The following argument is valid:
- (Premise) Necessarily, it is unjust to condemn a person for something that she is in no way responsible for.
- (Premise) Necessarily, it is not unjust to condemn a person for having a gravely wicked character when she in fact has a gravely wicked character.
- (Premise) If physicalism is true, it is possible for a person to have a gravely wicked character that she is in no way responsible for.
- It is impossible for a person to have a gravely wicked character that she is in no way responsible for. (By 1 and 2)
- So, physicalism is not true. (By 3 and 4)
Still, I am not really all that confident of (2). Part of my lack of confidence has to do with Christian intuitions about not condemning others. But those intuitions may not be relevant, since (2) concerns justice, while the Christian duties of forgiveness and non-condemnation are grounded in charity, and a desire to oneself be forgiven by God, rather than in justice to the wicked. Still, I am not sure of (2).

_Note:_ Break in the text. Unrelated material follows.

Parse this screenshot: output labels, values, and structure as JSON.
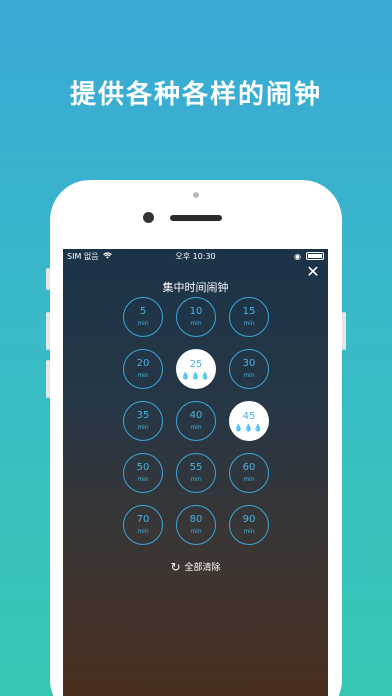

The quantum tunneling argument I gave for (3) in fact established a stronger claim than (3): it established the claim that if physicalism is true, it is causally possible for a human person to be gravely wicked without any responsibility for that. This means that we can weaken (1) and (2) by replacing "person" with "human person" and "Necessarily" with "Causally necessarily". I don't know if this does much to make (2) more plausible.
Whatever the merits of the argument, I think it is an independently really interesting question whether (4) is true.